É para hoje: nesta terça, 17, a partir das 19h, Audálio Dantas, 80 anos e muita vitalidade, lança seu novo livro, Tempo de Reportagem, no restaurante Jacaré da Vila Madalena, SP [Rua Harmonia, 321]. São 13 de suas reportagens, com prefácio de Fernando Morais. Audálio, ainda nos velhos tempos da Folha, foi fazer reportagem numa favela (acredite: naquela época jurássica, repórter ia aos locais onde os fatos ocorriam, em vez de, digamos, apurá-los por telefone). Lá conheceu uma moça, Carolina Maria de Jesus, catadora de papel, que fazia uma espécie de diário. Audálio leu, gostou, fez a revisão, e Carolina Maria de Jesus se transformou numa autora de sucesso internacional, traduzida em dez línguas, com seu Quarto de Despejo.

As reportagens do novo livro vão da vida num hospício a um louco concurso de dança, da mortalidade infantil por fome em Pernambuco à busca de caranguejos.

Audálio foi repórter, dirigiu O Cruzeiro, então a maior revista do país; respeitadíssimo nos meios jornalísticos, foi eleito presidente do Sindicato dos Jornalistas de São Paulo. Este colunista, que sempre evitara sindicalizar-se, por não concordar com os métodos com que era dirigido o sindicato, assinou a ficha de inscrição tão logo ele tomou posse.

E coube a ele, num momento dificílimo, liderar os jornalistas na luta pela democratização do país: quando Vladimir Herzog foi assassinado pela Polícia política da ditadura militar, Audálio coordenou a grande missa ecumênica na Praça da Sé, com d. Paulo Evaristo Arns, o reverendo James Wright e o rabino Henry Sobel. Foi o primeiro grande ato popular de resistência à ditadura.

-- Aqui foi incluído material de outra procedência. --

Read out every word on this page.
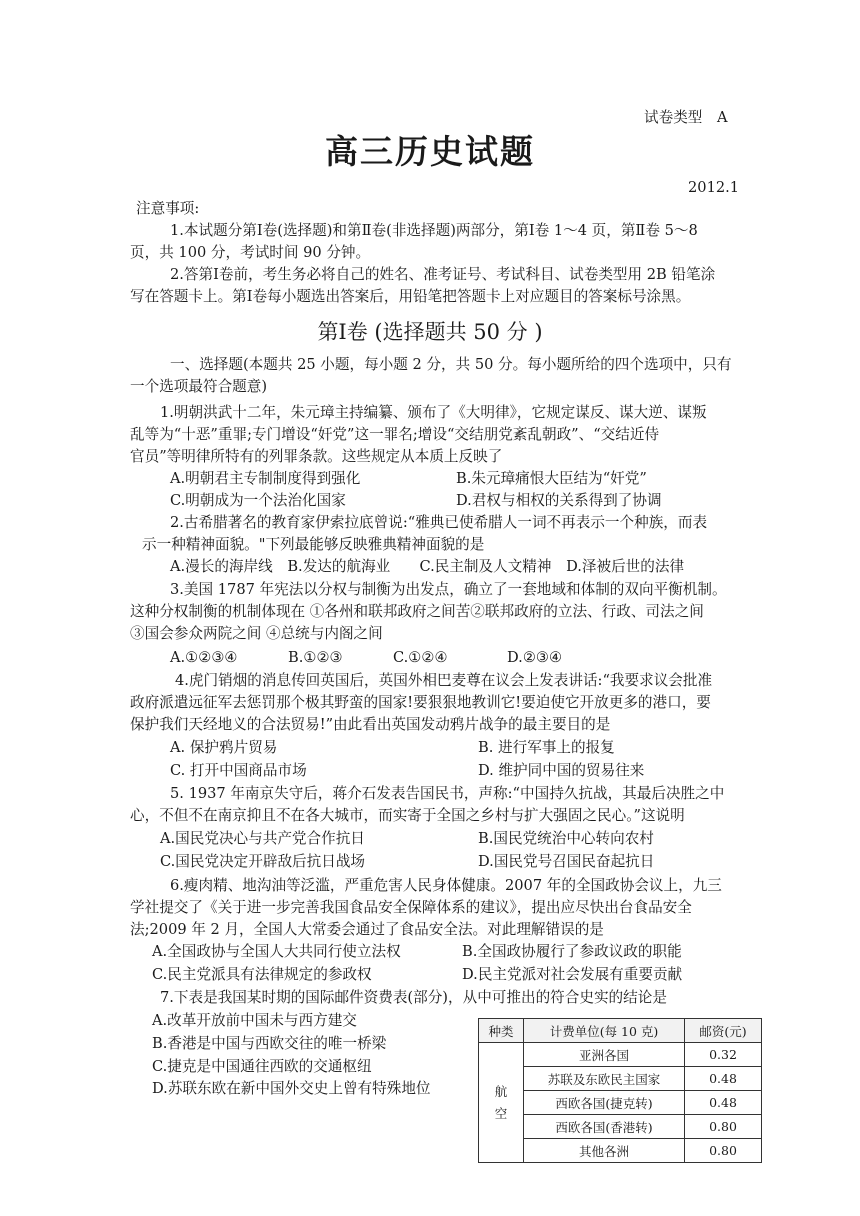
试卷类型　A
高三历史试题
2012.1
注意事项:
1.本试题分第Ⅰ卷(选择题)和第Ⅱ卷(非选择题)两部分，第Ⅰ卷 1～4 页，第Ⅱ卷 5～8
页，共 100 分，考试时间 90 分钟。
2.答第Ⅰ卷前，考生务必将自己的姓名、准考证号、考试科目、试卷类型用 2B 铅笔涂
写在答题卡上。第Ⅰ卷每小题选出答案后，用铅笔把答题卡上对应题目的答案标号涂黑。
第Ⅰ卷 (选择题共 50 分 )
一、选择题(本题共 25 小题，每小题 2 分，共 50 分。每小题所给的四个选项中，只有
一个选项最符合题意)
1.明朝洪武十二年，朱元璋主持编纂、颁布了《大明律》，它规定谋反、谋大逆、谋叛
乱等为“十恶”重罪;专门增设“奸党”这一罪名;增设“交结朋党紊乱朝政”、“交结近侍
官员”等明律所特有的列罪条款。这些规定从本质上反映了
A.明朝君主专制制度得到强化	B.朱元璋痛恨大臣结为“奸党”
C.明朝成为一个法治化国家	D.君权与相权的关系得到了协调
2.古希腊著名的教育家伊索拉底曾说:“雅典已使希腊人一词不再表示一个种族，而表
示一种精神面貌。"下列最能够反映雅典精神面貌的是
A.漫长的海岸线　B.发达的航海业　　C.民主制及人文精神　D.泽被后世的法律
3.美国 1787 年宪法以分权与制衡为出发点，确立了一套地域和体制的双向平衡机制。
这种分权制衡的机制体现在 ①各州和联邦政府之间苦②联邦政府的立法、行政、司法之间
③国会参众两院之间 ④总统与内阁之间
A.①②③④	B.①②③	C.①②④	D.②③④
4.虎门销烟的消息传回英国后，英国外相巴麦尊在议会上发表讲话:“我要求议会批准
政府派遣远征军去惩罚那个极其野蛮的国家!要狠狠地教训它!要迫使它开放更多的港口，要
保护我们天经地义的合法贸易!”由此看出英国发动鸦片战争的最主要目的是
A. 保护鸦片贸易	B. 进行军事上的报复
C. 打开中国商品市场	D. 维护同中国的贸易往来
5. 1937 年南京失守后，蒋介石发表告国民书，声称:“中国持久抗战，其最后决胜之中
心，不但不在南京抑且不在各大城市，而实寄于全国之乡村与扩大强固之民心。”这说明
A.国民党决心与共产党合作抗日	B.国民党统治中心转向农村
C.国民党决定开辟敌后抗日战场	D.国民党号召国民奋起抗日
6.瘦肉精、地沟油等泛滥，严重危害人民身体健康。2007 年的全国政协会议上，九三
学社提交了《关于进一步完善我国食品安全保障体系的建议》，提出应尽快出台食品安全
法;2009 年 2 月，全国人大常委会通过了食品安全法。对此理解错误的是
A.全国政协与全国人大共同行使立法权	B.全国政协履行了参政议政的职能
C.民主党派具有法律规定的参政权	D.民主党派对社会发展有重要贡献
7.下表是我国某时期的国际邮件资费表(部分)，从中可推出的符合史实的结论是
A.改革开放前中国未与西方建交
B.香港是中国与西欧交往的唯一桥梁
C.捷克是中国通往西欧的交通枢纽
D.苏联东欧在新中国外交史上曾有特殊地位
种类	计费单位(每 10 克)	邮资(元)

航空	亚洲各国	0.32
	苏联及东欧民主国家	0.48
	西欧各国(捷克转)	0.48
	西欧各国(香港转)	0.80
	其他各洲	0.80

Em resumo, Audálio tem histórias para contar. E uma atitude diante da reportagem, aqui narrada por Fernando Morais:

“Ao chegar ao final deste Tempo de Reportagem, não pude deixar de me lembrar de uma recente declaração do grande jornalista americano Gay Talese, segundo o qual ‘o jornalismo é a arte de sujar os sapatos’. Em uma época como a nossa, em que páginas e páginas de jornais são preenchidas diariamente com reportagens feitas por telefone ou por e-mail, sem que o autor saiba se o entrevistado é gordo ou magro, branco ou preto, feio ou bonito, é um refrigério jornalístico ler este livro de Audálio Dantas. Um jornalista do tempo em que se praticava a arte de sujar os sapatos”.

Sujar os sapatos e deixar brilhar as ideias.

É divertido

Lembra de Larry Rohter, correspondente no Brasil do The New York Times? Sim, aquele que o presidente Lula quis expulsar do país por se referir a alguns de seus petiscos líquidos favoritos (quem lutou muito para evitar a burrice da expulsão foi o secretário de Imprensa de Lula, Ricardo Kotscho, com apoio do então ministro da Justiça, Márcio Thomaz Bastos). Rohter, bom conhecedor do país, escreve um livro saboroso, lançado pela Geração Editorial: Brasil em Alta, uma espécie de manual para quem precisa aprender mais sobre nossos usos e costumes.

Aprendendo

Josef Barat é especialista em Transportes, foi diretor da Agência Nacional da Aviação Civil, Anac – em resumo, conhece. E lança na próxima segunda-feira, dia 23, seu Globalização, Logística e Transporte Aéreo. Na Livraria Cultura do Conjunto Nacional, SP, a partir das 18h30.

Como…

De um importante portal noticioso:

“Cirurgia de quadril demora dois anos no Hospital (…), em (…)”

É recorde para o Guiness Book: deve ser a cirurgia mais demorada do mundo. E o cirurgião certamente é um fenômeno, capaz de ficar tanto tempo no trabalho.

…é…

Do portal de notícias de um jornal de circulação nacional:

“Fifa alega que subornos são ‘normais’ no Brasil”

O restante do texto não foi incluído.